New Prehospital Score to Classify Stroke Subtypes

August 10, 2018

A new set of clinical prediction rules to help paramedics classify patients with suspected stroke into different stroke subtypes in the prehospital setting has shown a high degree of accuracy in a new Japanese study.

The researchers developed a new score, known as the Japan Urgent Stroke Triage (JUST) score, based on 21 variables. This analysis showed the score could discriminate between different types of stroke, including large-vessel occlusion (LVO), intracranial hemorrhage (ICH), and subarachnoid hemorrhage (SAH).

"Differences across the types of stroke directly influence the differences in the respective treatment approaches," point out the authors, led by Kazutaka Uchida, MD, Hyogo College of Medicine, Japan. The urgency for invasive treatment also differs across stroke types.

"Our clinical prediction rule is the first tool to simultaneously classify these different types of stroke at the prehospital stage, helping to transfer the patients suspected to have stroke to the appropriate hospitals," they conclude. "Applying these rules to daily clinical practice should help more patients with acute stroke receive appropriate interventions, such as EVT [endovascular therapy], tPA [tissue plasminogen activator], and surgeries, just on time.
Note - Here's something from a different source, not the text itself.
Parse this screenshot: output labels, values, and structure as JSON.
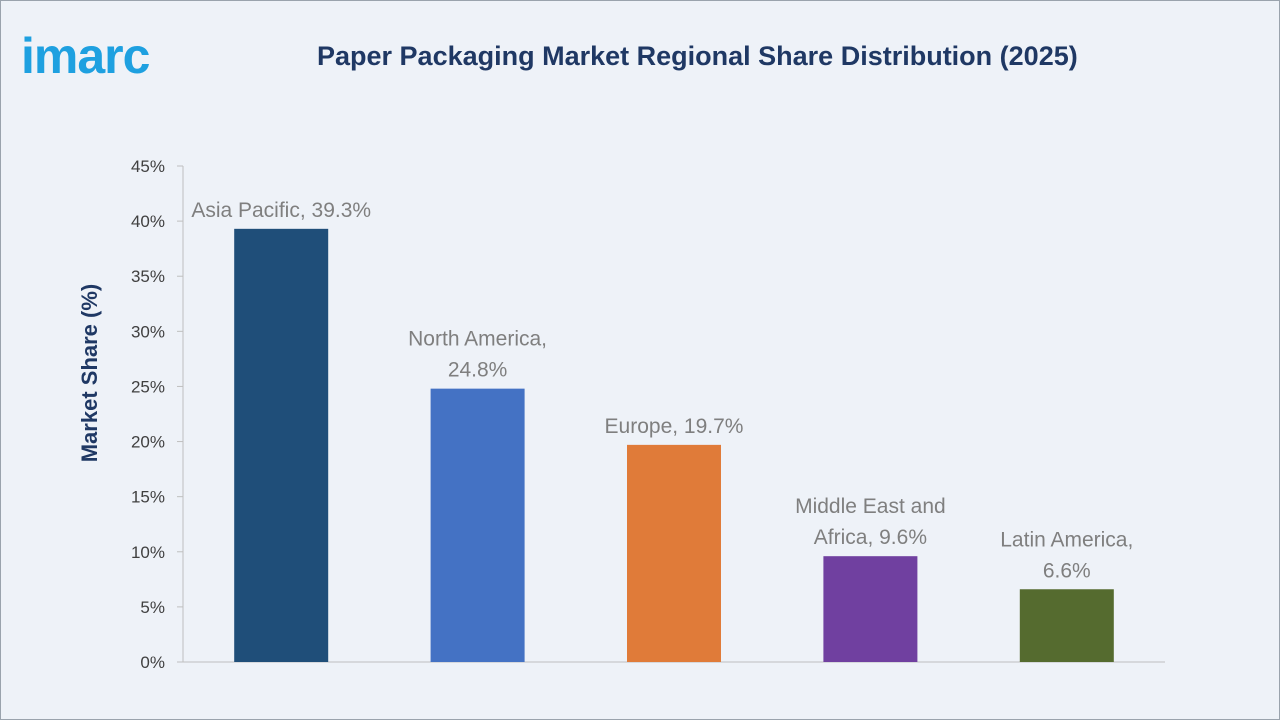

Such a system would undoubtedly save the lives and decrease the disability of patients with acute stroke."

Commenting on the study for Medscape Medical News, Mitchell Elkind, MD, professor of neurology and epidemiology at Columbia University, New York City, said, "This carefully conducted and interesting study from Japanese investigators shows that emergency medical technicians can predict with good accuracy the likelihood of different stroke diagnoses, including hemorrhage types and large vessel occlusions."

"Being able to predict the stroke subtype immediately on arrival to the hospital is potentially very important, as appropriate services and specialists can then be engaged," Elkind said. "It is important to remember, though, that all these patients will still need to get brain imaging as soon as they arrive since even the best prediction tool cannot distinguish these stroke types with 100% accuracy."  

He cautioned that the study has some limitations. "The large number of items required for the prediction will take some time, and Japanese patients may differ from US patients in terms of the proportion with hemorrhages as opposed to ischemic strokes."

The study is published in the August issue of Stroke.  

For the study, the researchers evaluated 29 predetermined potentially predictive variables for patients with suspected stroke that could be recorded by paramedics, including information on demographics and risk factors, medical history, medication, and symptoms and signs of stroke.  

On arrival at the hospital, the diagnosis was confirmed by neurologists or neurosurgeons with relevant imaging. 

The association between each of the 29 variables and the final diagnosis results was studied in a derivation cohort of 1229 patients with suspected stroke. Of these, 533 patients were confirmed to have stroke, including 104 LVOs, 169 ICHs, and 57 SAHs.

Multivariate logistic regression models showed 21 variables to be independently associated with any stroke, LVO, ICH, or SAH.

Headache was significantly associated with presence of SAH but with the absence of LVO. Similarly, arrhythmia was significantly associated with the presence of LVO but the absence of ICH.

A final risk score was calculated for each patient by assigning points for each variable present and summing them.

These scores were then applied to a validation cohort, and the calculated risk score for each patient was compared with the actual outcomes.

The validation cohort consisted of 1007 patients, of whom 617 patients were confirmed as having stroke, including 131 with LVO, 183 with ICH, and 50 with SAH.

When applying the clinical prediction rules obtained from the derivation cohort to the validation cohort, the area under the curve in the receiver-operating characteristic analyses were 0.80 for any stroke, 0.85 for LVO, 0.77 for ICH, and 0.94 for SAH. The authors say these results show higher discriminative ability compared with other prediction rules.

"The probabilities of the 4 outcomes, according to the categorized risk scores, showed excellent stratification for patients with different types of stroke, ranging from low probability to high probability," the researchers write. "For example, when score for LVO was ≥8, the positive predictive value was 79%.... However, when score for SAH was ≤−3, the negative predictive value was 100%."

They note that the biggest drawback of these new clinical prediction rules is the need for 21 variables to be assessed at the prehospital stage, but they point out that in the validation part of this study, it took a median time of just 37 seconds to input the 21 variables when the paramedics used the application on tablet devices.

"Most paramedics, in developed countries, nowadays use tablet devices to search for the receiving hospitals or record the status of patients," they write. "With the help of our clinical prediction rules, if the paramedics suspect the patients to have acute stroke with neurological symptoms, they can easily estimate the probability of each type of stroke and transfer the patient to an appropriate hospital without unnecessary delay."

While they acknowledge that these clinical prediction rules were developed in Japan and are consequently, of uncertain generalizability, they emphasize that "the variables used are common findings clinically associated with the pathology of all types of stroke and generally considered as relevant risk factors."

This study was supported by the Grant-in-Aid for Graduate Students, Hyogo College of Medicine.